Mehdi Ben Barka était vu par la mouvance tiers-mondiste comme un grand leader, se faisant inviter par les plus illustres dirigeants de ce qu’on appellera plus tard les Non-alignés. Ben Barka, alors en pleine préparation de la conférence de la Tricontinentale, rencontre Che Guevara, Fidel Castro, Tito et Mao Tsé-toung, avant de disparaître quelques mois plus tard dans les conditions que l’on sait (ou que l’on ne sait pas encore).
Certains déçus du légalisme monarchique, comme Fqih Basri ou Brahim Ouchelh, vont jusqu’à porter les armes contre le régime marocain en s’alliant avec le colonel Kadhafi, nouvel homme fort de la Libye et successeur autoproclamé de Nasser. Pendant les années 1980 et 1990, la gauche marocaine mettra à profit ses réseaux et ses amitiés en Europe pour dénoncer l’autoritarisme de Hassan II. Le monde découvre, grâce à cette mobilisation, le sort des prisonniers politiques, le mouroir de Tazmamart et la répression de l’opposition. Le défunt monarque se voit obligé d’infléchir ses positions et invite cette même gauche à gérer le pays.

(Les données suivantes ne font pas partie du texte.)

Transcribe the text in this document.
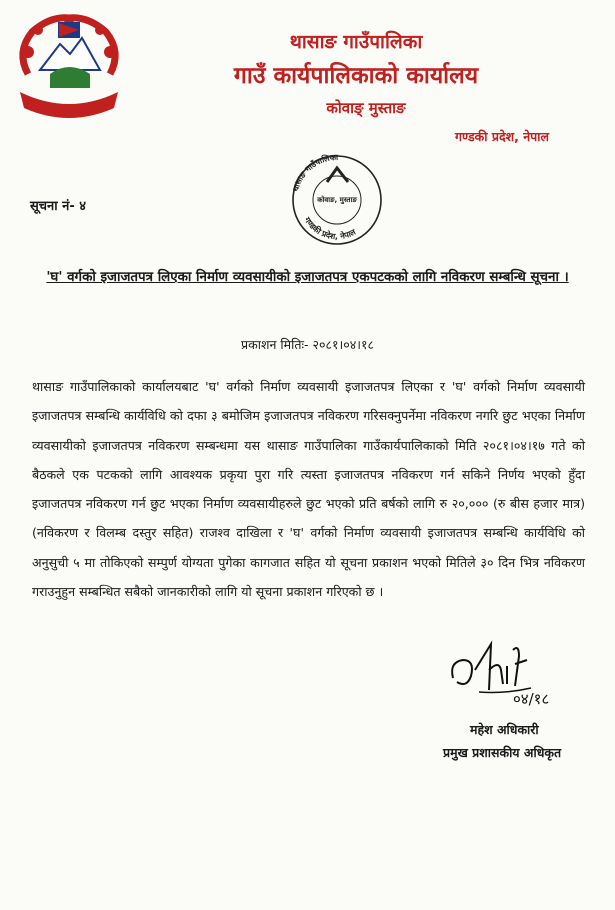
थासाङ गाउँपालिका
गाउँ कार्यपालिकाको कार्यालय
कोवाङ् मुस्ताङ
गण्डकी प्रदेश, नेपाल
थासाङ गाउँपालिका
कोवाङ, मुस्ताङ
गण्डकी प्रदेश, नेपाल
सूचना नं- ४
'घ' वर्गको इजाजतपत्र लिएका निर्माण व्यवसायीको इजाजतपत्र एकपटकको लागि नविकरण सम्बन्धि सूचना ।
प्रकाशन मितिः- २०८१।०४।१८
थासाङ गाउँपालिकाको कार्यालयबाट 'घ' वर्गको निर्माण व्यवसायी इजाजतपत्र लिएका र 'घ' वर्गको निर्माण व्यवसायी इजाजतपत्र सम्बन्धि कार्यविधि को दफा ३ बमोजिम इजाजतपत्र नविकरण गरिसक्नुपर्नेमा नविकरण नगरि छुट भएका निर्माण व्यवसायीको इजाजतपत्र नविकरण सम्बन्धमा यस थासाङ गाउँपालिका गाउँकार्यपालिकाको मिति २०८१।०४।१७ गते को बैठकले एक पटकको लागि आवश्यक प्रकृया पुरा गरि त्यस्ता इजाजतपत्र नविकरण गर्न सकिने निर्णय भएको हुँदा इजाजतपत्र नविकरण गर्न छुट भएका निर्माण व्यवसायीहरुले छुट भएको प्रति बर्षको लागि रु २०,००० (रु बीस हजार मात्र) (नविकरण र विलम्ब दस्तुर सहित) राजश्व दाखिला र 'घ' वर्गको निर्माण व्यवसायी इजाजतपत्र सम्बन्धि कार्यविधि को अनुसुची ५ मा तोकिएको सम्पुर्ण योग्यता पुगेका कागजात सहित यो सूचना प्रकाशन भएको मितिले ३० दिन भित्र नविकरण गराउनुहुन सम्बन्धित सबैको जानकारीको लागि यो सूचना प्रकाशन गरिएको छ ।
०४/१८
महेश अधिकारी
प्रमुख प्रशासकीय अधिकृत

Gouvernement Ibrahim, l’espoir avorté
Échec. Le gouvernement de Abdellah Ibrahim, composé de l’aile gauche, s’est heurté à la réalité de l’arène politique.
Il n’a duré que 18 mois et pourtant, le gouvernement dirigé par Abdellah Ibrahim et composé de l’aile gauche de l’Istiqlal a suscité un énorme vent d’espoir dans un Maroc encore très marqué par le colonialisme. Formé le 24 décembre 1958, avec Abderrahim Bouabid comme ministre de l’Économie et des Finances, un gouvernement de combat (10 ministres) entame un certain nombre de politiques chères à la gauche : réforme agraire, industrialisation, nationalisations… Un ambitieux plan quinquennal est mis en place, mené par de jeunes nationalistes et des techniciens européens.
Seulement, cette expérience se heurte à la complexité du champ politique national. Miné par son clivage conservateurs-progressistes, le Parti de l’Istiqlal ne tarde pas à imploser, et certains y voient la main du prince héritier de l’époque, le futur Hassan II. Ce dernier a tout fait pour affaiblir l’Istiqlal, un parti alors hégémonique. Moulay Hassan, tout en affichant son soutien au cabinet Ibrahim, manigançait en coulisses pour faire capoter cette expérience.
L’objectif pour ce dernier était de “poursuivre la division au sein du PI entre les anciens (traditionalistes) et les plus jeunes (révolutionnaires) ; placer un futur coin entre la gauche travailliste de Ben Seddik, représentée par Abdellah Ibrahim, et la gauche Ben Barkiste”, analyse l’avocat Maurice Butin dans son ouvrage Ben Barka, Hassan II, de Gaulle : ce que je sais d’eux.
Ainsi, le gouvernement ne réussit même pas à survivre aux premières élections au suffrage universel qu’il s’était chargé d’organiser. Abdellah Ibrahim est renvoyé le 21 mai 1960, à la veille du premier scrutin communal. “Le prince Moulay Hassan a fait avorter le gouvernement Ibrahim, car il avait anticipé les résultats des communales. S’il n’était pas tombé, un nouveau gouvernement formé par le mouvement national aurait été constitué sur la base des résultats des élections locales. Cela aurait été insupportable pour le prince héritier”, explique le dirigeant de l’USFP Mohamed El Yazghi.
Le premier gouvernement de gauche qu’a connu le Maroc a vécu, laissant derrière lui un héritage en dents de scie. Si les principales réformes n’ont pas pu être menées à bout, quelques avancées ont pu avoir lieu, comme la création de la Société marocaine de construction automobile (Somaca), ou encore la récupération de 40 000 hectares de terres, repris aux colons.